Die Liebe von Rosemarie Trockel gilt dem weißen Elektroherd mit seinen schwarzen runden Platten. Er ist für sie eine schier unerschöpfliche Inspirationsquelle: Sie hat ihn fotografiert, im Video in Bewegung gesetzt, zeichnerisch umkreist, zu Objekten verfremdet und in großen schwarzweißen Tableaus in minimalistische Herdbilder verwandelt. Im kalten Licht der Leuchtstoffröhren bilden Letztere den kühlen Auftakt der anlässlich der Verleihung des Münchner Kunstpreises 1999 stattfindenden Ausstellung Rosemarie Trockel im Kunstbau des Münchner Lenbachhauses (bis zum 20.

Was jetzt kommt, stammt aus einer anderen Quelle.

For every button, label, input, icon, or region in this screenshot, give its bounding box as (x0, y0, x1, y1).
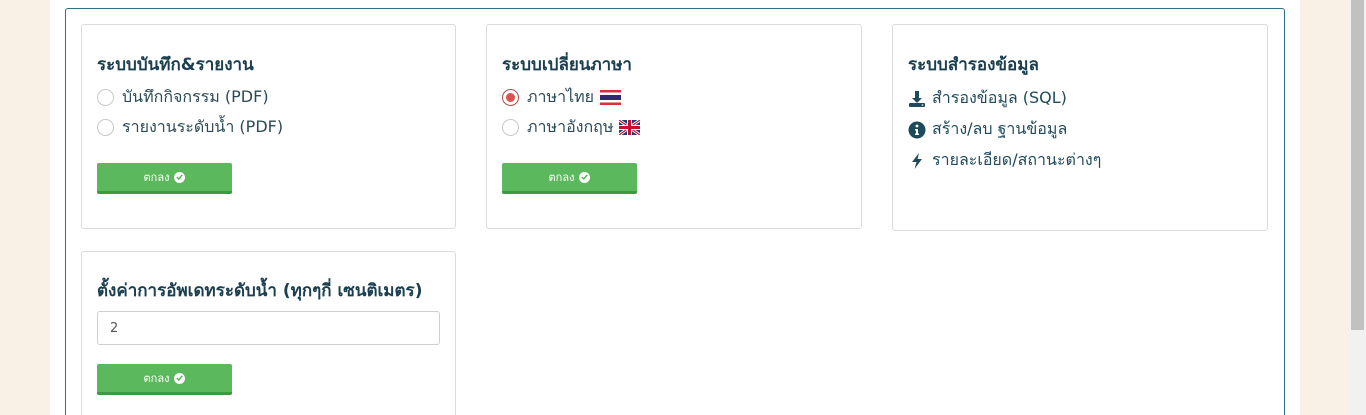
language-ok-button[interactable]: ตกลง (502, 163, 637, 194)
info-icon (908, 121, 926, 138)
language-card-title: ระบบเปลี่ยนภาษา (502, 55, 632, 75)
radio-label: บันทึกกิจกรรม (PDF) (122, 87, 269, 106)
radio-label: ภาษาไทย (527, 87, 595, 106)
radio-english[interactable]: ภาษาอังกฤษ (502, 115, 641, 140)
radio-label: ภาษาอังกฤษ (527, 117, 614, 136)
update-interval-input[interactable] (97, 311, 440, 345)
uk-flag-icon (619, 120, 641, 135)
update-card-title: ตั้งค่าการอัพเดทระดับน้ำ (ทุกๆกี่ เซนติเ… (97, 281, 423, 301)
report-card: ระบบบันทึก&รายงาน บันทึกกิจกรรม (PDF) รา… (81, 24, 456, 229)
link-label: รายละเอียด/สถานะต่างๆ (932, 150, 1102, 169)
language-card: ระบบเปลี่ยนภาษา ภาษาไทย ภาษาอังกฤษ ตกลง (486, 24, 862, 229)
radio-water-level-pdf[interactable]: รายงานระดับน้ำ (PDF) (97, 115, 283, 140)
update-card: ตั้งค่าการอัพเดทระดับน้ำ (ทุกๆกี่ เซนติเ… (81, 251, 456, 415)
radio-button[interactable] (502, 119, 519, 136)
radio-button-checked[interactable] (502, 89, 519, 106)
create-delete-db-link[interactable]: สร้าง/ลบ ฐานข้อมูล (908, 117, 1067, 142)
ok-button-label: ตกลง (548, 171, 575, 184)
download-icon (909, 90, 925, 107)
thai-flag-icon (600, 90, 622, 105)
status-details-link[interactable]: รายละเอียด/สถานะต่างๆ (908, 148, 1101, 173)
radio-label: รายงานระดับน้ำ (PDF) (122, 117, 284, 136)
radio-button[interactable] (97, 119, 114, 136)
radio-activity-pdf[interactable]: บันทึกกิจกรรม (PDF) (97, 85, 269, 110)
check-circle-icon (174, 372, 186, 384)
report-ok-button[interactable]: ตกลง (97, 163, 232, 194)
scrollbar-thumb[interactable] (1351, 0, 1364, 330)
radio-thai[interactable]: ภาษาไทย (502, 85, 622, 110)
check-circle-icon (579, 171, 591, 183)
ok-button-label: ตกลง (143, 171, 170, 184)
link-label: สำรองข้อมูล (SQL) (932, 88, 1067, 107)
backup-card: ระบบสำรองข้อมูล สำรองข้อมูล (SQL) สร้าง/… (892, 24, 1268, 231)
ok-button-label: ตกลง (143, 372, 170, 385)
report-card-title: ระบบบันทึก&รายงาน (97, 55, 254, 75)
link-label: สร้าง/ลบ ฐานข้อมูล (932, 119, 1068, 138)
backup-card-title: ระบบสำรองข้อมูล (908, 55, 1039, 75)
update-ok-button[interactable]: ตกลง (97, 364, 232, 395)
bolt-icon (912, 152, 922, 169)
check-circle-icon (174, 171, 186, 183)
radio-button[interactable] (97, 89, 114, 106)
backup-sql-link[interactable]: สำรองข้อมูล (SQL) (908, 86, 1067, 111)
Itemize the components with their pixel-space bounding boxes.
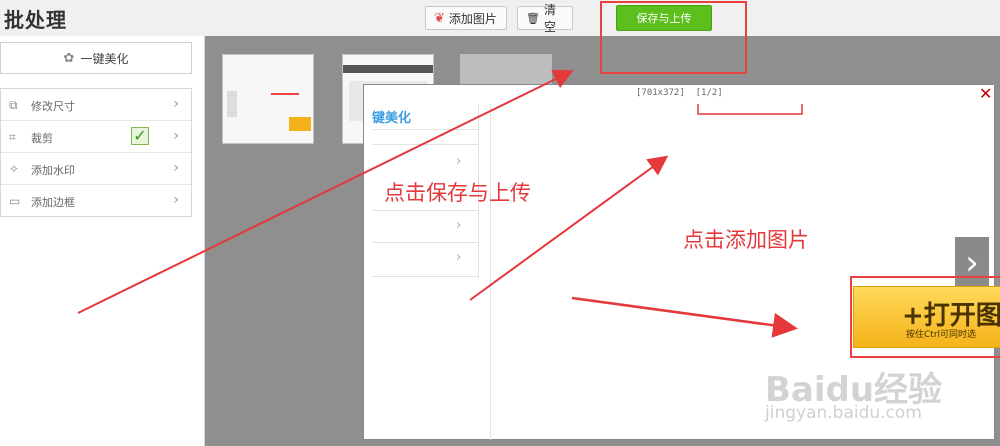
arrow-to-save-2 (469, 155, 669, 301)
arrow-to-save (77, 70, 574, 314)
annotation-arrows (77, 70, 803, 338)
arrow-to-open (571, 296, 798, 338)
bracket-page (697, 104, 803, 115)
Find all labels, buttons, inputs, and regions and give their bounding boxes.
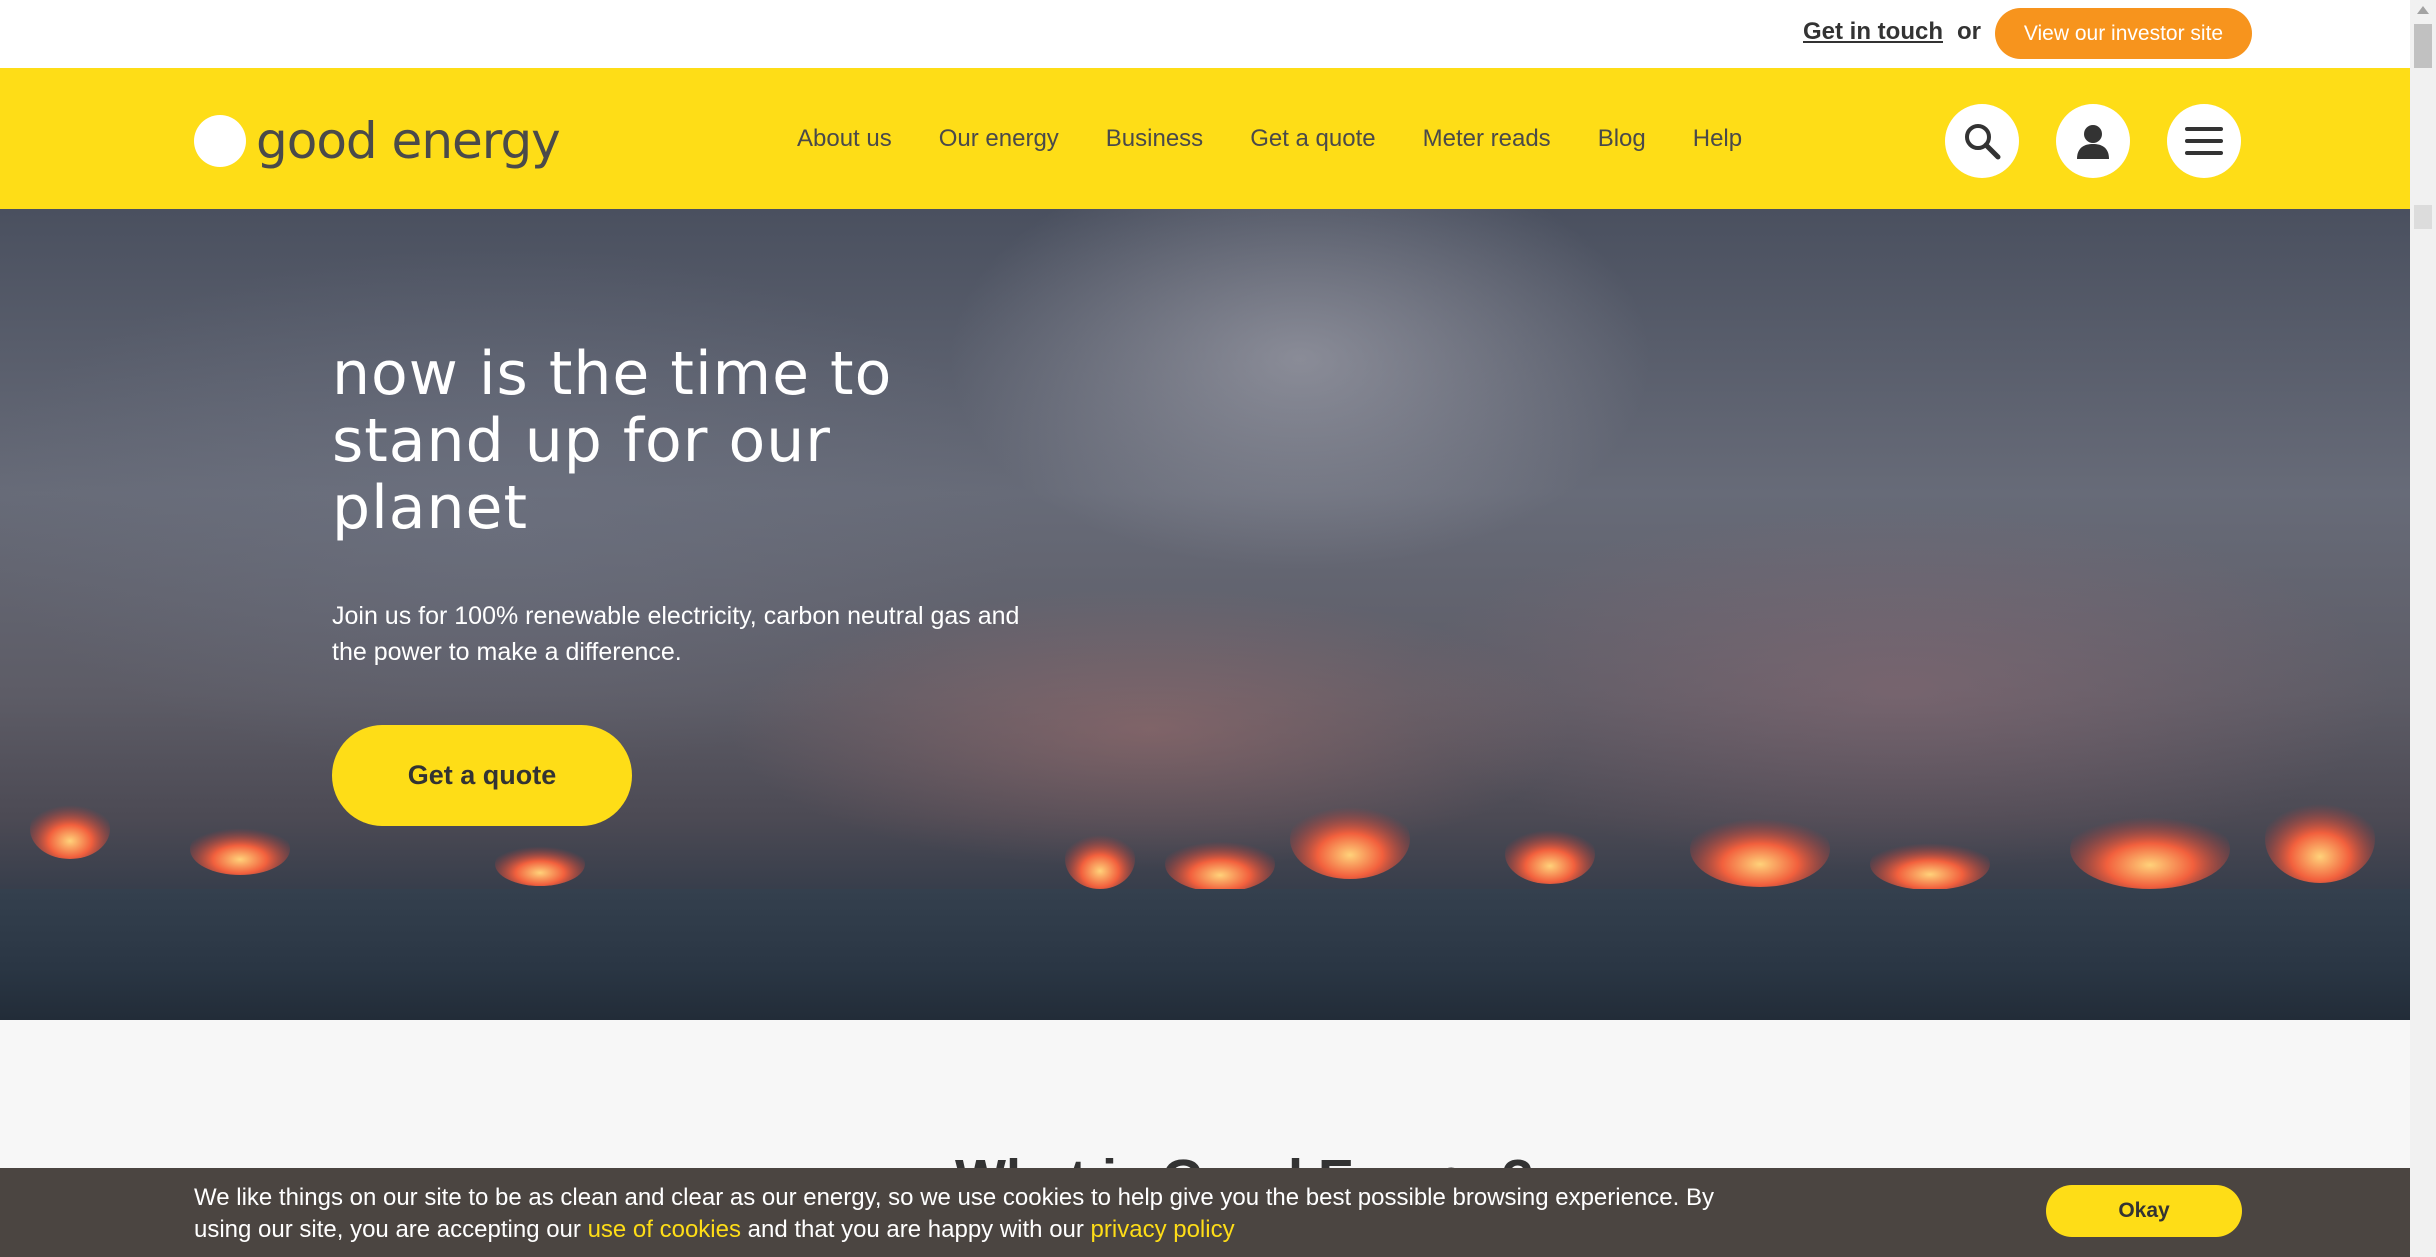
- nav-item-our-energy[interactable]: Our energy: [939, 125, 1059, 153]
- nav-item-meter-reads[interactable]: Meter reads: [1423, 125, 1551, 153]
- menu-button[interactable]: [2167, 104, 2241, 178]
- good-energy-logo[interactable]: good energy: [194, 112, 561, 170]
- or-separator: or: [1957, 18, 1981, 45]
- cookie-banner: We like things on our site to be as clea…: [0, 1168, 2410, 1257]
- page-scrollbar[interactable]: [2410, 0, 2436, 1257]
- get-in-touch-link[interactable]: Get in touch: [1803, 18, 1943, 46]
- cookie-okay-button[interactable]: Okay: [2046, 1185, 2242, 1237]
- logo-dot-icon: [194, 115, 246, 167]
- scorched-ground-image: [0, 889, 2410, 1020]
- search-icon: [1965, 124, 2001, 160]
- nav-item-blog[interactable]: Blog: [1598, 125, 1646, 153]
- scrollbar-thumb[interactable]: [2414, 24, 2432, 68]
- hamburger-menu-icon: [2185, 127, 2223, 155]
- hero-banner: now is the time to stand up for our plan…: [0, 209, 2410, 1020]
- scrollbar-marker: [2414, 205, 2432, 229]
- main-header: good energy About us Our energy Business…: [0, 68, 2410, 209]
- account-button[interactable]: [2056, 104, 2130, 178]
- utility-bar: Get in touch or View our investor site: [0, 0, 2410, 68]
- nav-item-about-us[interactable]: About us: [797, 125, 892, 153]
- logo-text: good energy: [256, 112, 561, 170]
- search-button[interactable]: [1945, 104, 2019, 178]
- main-nav: About us Our energy Business Get a quote…: [797, 68, 1789, 209]
- nav-item-help[interactable]: Help: [1693, 125, 1742, 153]
- account-icon: [2077, 125, 2109, 159]
- scroll-up-arrow-icon[interactable]: [2417, 6, 2429, 14]
- hero-title: now is the time to stand up for our plan…: [332, 339, 893, 543]
- privacy-policy-link[interactable]: privacy policy: [1091, 1216, 1235, 1243]
- get-a-quote-button[interactable]: Get a quote: [332, 725, 632, 826]
- nav-item-business[interactable]: Business: [1106, 125, 1203, 153]
- cookie-text-part-2: and that you are happy with our: [740, 1216, 1091, 1243]
- nav-item-get-a-quote[interactable]: Get a quote: [1250, 125, 1375, 153]
- use-of-cookies-link[interactable]: use of cookies: [588, 1216, 741, 1243]
- hero-subtitle: Join us for 100% renewable electricity, …: [332, 602, 1020, 666]
- investor-site-button[interactable]: View our investor site: [1995, 8, 2252, 59]
- cookie-message: We like things on our site to be as clea…: [194, 1182, 1754, 1246]
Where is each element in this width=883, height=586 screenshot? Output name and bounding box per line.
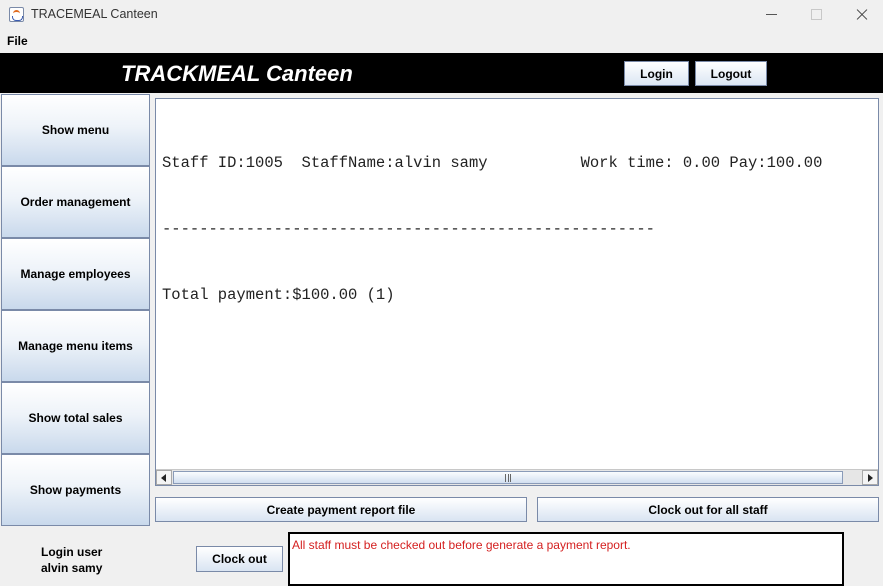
grip-icon (505, 474, 511, 482)
window-title-bar[interactable]: TRACEMEAL Canteen (0, 0, 883, 30)
payment-report-textarea[interactable]: Staff ID:1005 StaffName:alvin samy Work … (155, 98, 879, 486)
show-payments-button[interactable]: Show payments (1, 454, 150, 526)
minimize-icon[interactable] (748, 0, 794, 30)
report-line-separator: ----------------------------------------… (162, 220, 655, 238)
header-banner: TRACKMEAL Canteen Login Logout (0, 53, 883, 93)
report-line-staff: Staff ID:1005 StaffName:alvin samy Work … (162, 154, 823, 172)
login-button[interactable]: Login (624, 61, 689, 86)
clock-out-all-staff-button[interactable]: Clock out for all staff (537, 497, 879, 522)
menu-file[interactable]: File (7, 34, 28, 48)
show-menu-button[interactable]: Show menu (1, 94, 150, 166)
report-text: Staff ID:1005 StaffName:alvin samy Work … (162, 108, 822, 350)
app-title: TRACKMEAL Canteen (121, 61, 353, 86)
manage-employees-button[interactable]: Manage employees (1, 238, 150, 310)
scroll-left-icon[interactable] (156, 470, 172, 485)
create-payment-report-button[interactable]: Create payment report file (155, 497, 527, 522)
menu-bar: File (0, 30, 883, 52)
report-line-total: Total payment:$100.00 (1) (162, 286, 395, 304)
manage-menu-items-button[interactable]: Manage menu items (1, 310, 150, 382)
clock-out-button[interactable]: Clock out (196, 546, 283, 572)
login-user-label: Login user (41, 545, 103, 559)
status-message-box: All staff must be checked out before gen… (288, 532, 844, 586)
login-user-name: alvin samy (41, 561, 103, 575)
status-message: All staff must be checked out before gen… (292, 538, 631, 552)
scrollbar-thumb[interactable] (173, 471, 843, 484)
window-title: TRACEMEAL Canteen (31, 7, 158, 21)
order-management-button[interactable]: Order management (1, 166, 150, 238)
show-total-sales-button[interactable]: Show total sales (1, 382, 150, 454)
logout-button[interactable]: Logout (695, 61, 767, 86)
maximize-icon (793, 0, 839, 30)
java-cup-icon (9, 7, 24, 22)
close-icon[interactable] (838, 0, 883, 30)
horizontal-scrollbar[interactable] (156, 469, 878, 485)
sidebar-nav: Show menu Order management Manage employ… (1, 94, 150, 526)
scroll-right-icon[interactable] (862, 470, 878, 485)
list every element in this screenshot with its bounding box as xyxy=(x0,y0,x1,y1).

August). Die 1952 geborene Künstlerin lebt in Köln und belegt nach der Zeitschrift Capital derzeit den vierten Platz im internationalen Markt. In der Münchner Ausstellung zeigt sich Rosemarie Trockel von ihrer humorvollen Seite. So löst sich die minimalistische Strenge des Anfangs im Video Interview in einem heiteren Herdplattentanz, in dem sich die runden schwarzen Scheiben in verbale und visuelle Spielbälle verwandeln, die wie der Faden der Ariadne den Weg durch die Ausstellung erschließen. Sie werden zu sich drehenden Flächen, die zum Ausruhen und Videogucken einladen. Durch die ständige Bewegung hat der Betrachter nie nur ein Video, Foto oder Bild im Blickfeld, sondern springt sozusagen von einem Ausstellungsstück zum anderen und kann so die einzelnen Gedankenfäden und Bildzusammenhänge miteinander verknüpfen. Wie in einer Fantasielandschaft wird der Besucher vom Licht über das Halbdunkel im mittleren Bereich in fast völlige Finsternis geführt. Ein Bildvorhang, auf dem ein abgegessener Kaffeetisch zu sehen ist, wirkt gleichzeitig als Barriere und Eingang. Man muss mitten durch einen gefüllten Krapfen eintreten, auf dem Glasperlen wie Kristallzucker glitzern. Neben dem etwas albernen Video Mohn gegen Strom gibt es hier eine Diaschau mit digital veränderten Zeichnungen, in denen das prozesshafte Arbeiten von Trockel als ästhetisches Prinzip erkennbar wird. Der Zubereitung von Speisen vergleichbar, mischt sie ihr begrenztes Formenvokabular immer neu, sodass Küche und Herd zur Metapher ihrer künstlerischen Arbeitsweise werden, in der es weder eine mediale noch stilistische Festlegung gibt.